Veteran soul singer and North Carolina native Lee Fields grew up surrounded by opposing musical experiences and styles.
Before they moved to Wilson from rural Greene County, where his father was a farmer, his parents would turn their home into a speakeasy on the weekends to make extra cash.
“They’d send us to bed early, but we’d peek and watch them as they danced to the wee-wee hours,” says Fields, 61, who plays Tremont Music Hall on Friday.
On Sundays, the nights of Fats Domino, Howlin’ Wolf and Buddy Holly gave way to hymns.
“I’d go to church and hear another kind of music. All of a sudden, instead of dancing, the ladies were jumping up and down and falling out on the floor. I was kind of scared of the preacher. What did he say to make that lady fall down?”
Done in by disco
As a teenager in 1968, Fields moved to New York to pursue a singing career. He enjoyed a healthy 12-year run until the rise of disco quashed the earthier soul market. Fields has been on a gradual comeback since the early ’90s after a decade spent renovating and renting apartments near his home of Plainfield, N.J.
“That was shattering for me,” he says of the downturn in the late ’70s and early ’80s. “Club owners were changing to accommodate more deejays and fewer bands.”
By that time he had a wife and three kids. He nearly gave up on music and opened a fish market until his wife pointed out that he knew little about fish. Instead he invested in home-recording equipment, began performing, and giving away cassettes of his songs.
Soon crowds were paying for them. Fields was busy on the blues circuit when he was approached to sing for a young soul label, Desco Records. Its founders, Phillip Lehman and Gabriel Roth, knew Fields as a “legend of the old soul 45s” (according to a 2008 New York Times story). Original pressings of Fields’ early records still draw hefty sums from collectors.
“I told my wife, ‘I got these two kids coming over and they want to do some soul-funk. And they’re white kids. (She said) ‘What do they know about soul and funk?’ ” he recalls.
Turned out Lehman and Roth were on to something. Roth won a Grammy for Amy Winehouse’s “Back to Black” and leads the Dap-Kings. “The next thing I know we’re all over England. I got an album out. Sharon Jones (who went on to front Roth’s Dap-Kings) was my background singer.”

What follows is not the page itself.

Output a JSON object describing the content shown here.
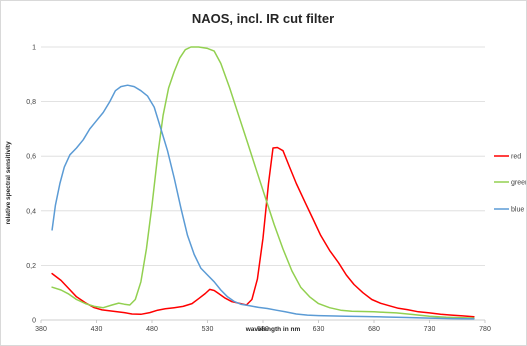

Roth and Lehman parted ways. Fields continued to work with both. In the mid-2000s he was recruited by French DJ/producer Martin Solveig (Madonna’s “MDNA”) to sing on a handful of dance singles that exposed a global audience to his classic R&B vocals.
A new album
His latest album, “Family Man” (for Truth and Soul Records) is a gritty soul throwback and arguably his best work. That’s partly due to how it was made.
“We’re doing it the way records were recorded in the ’70s. Everything was actually played. Most records now use samples and synthesizers. When you hear a horn on our recordings, it’s a true horn,” he says. The other attraction is his youthful presence.
“I become that same rambunctious 17-year-old kid,” says Fields. “I always reach back and grab him. I try to get the same anxieties within me that I had then. I don’t want to sing from 40 years of experience. Then it’s going to sound like I’m 40 years older.”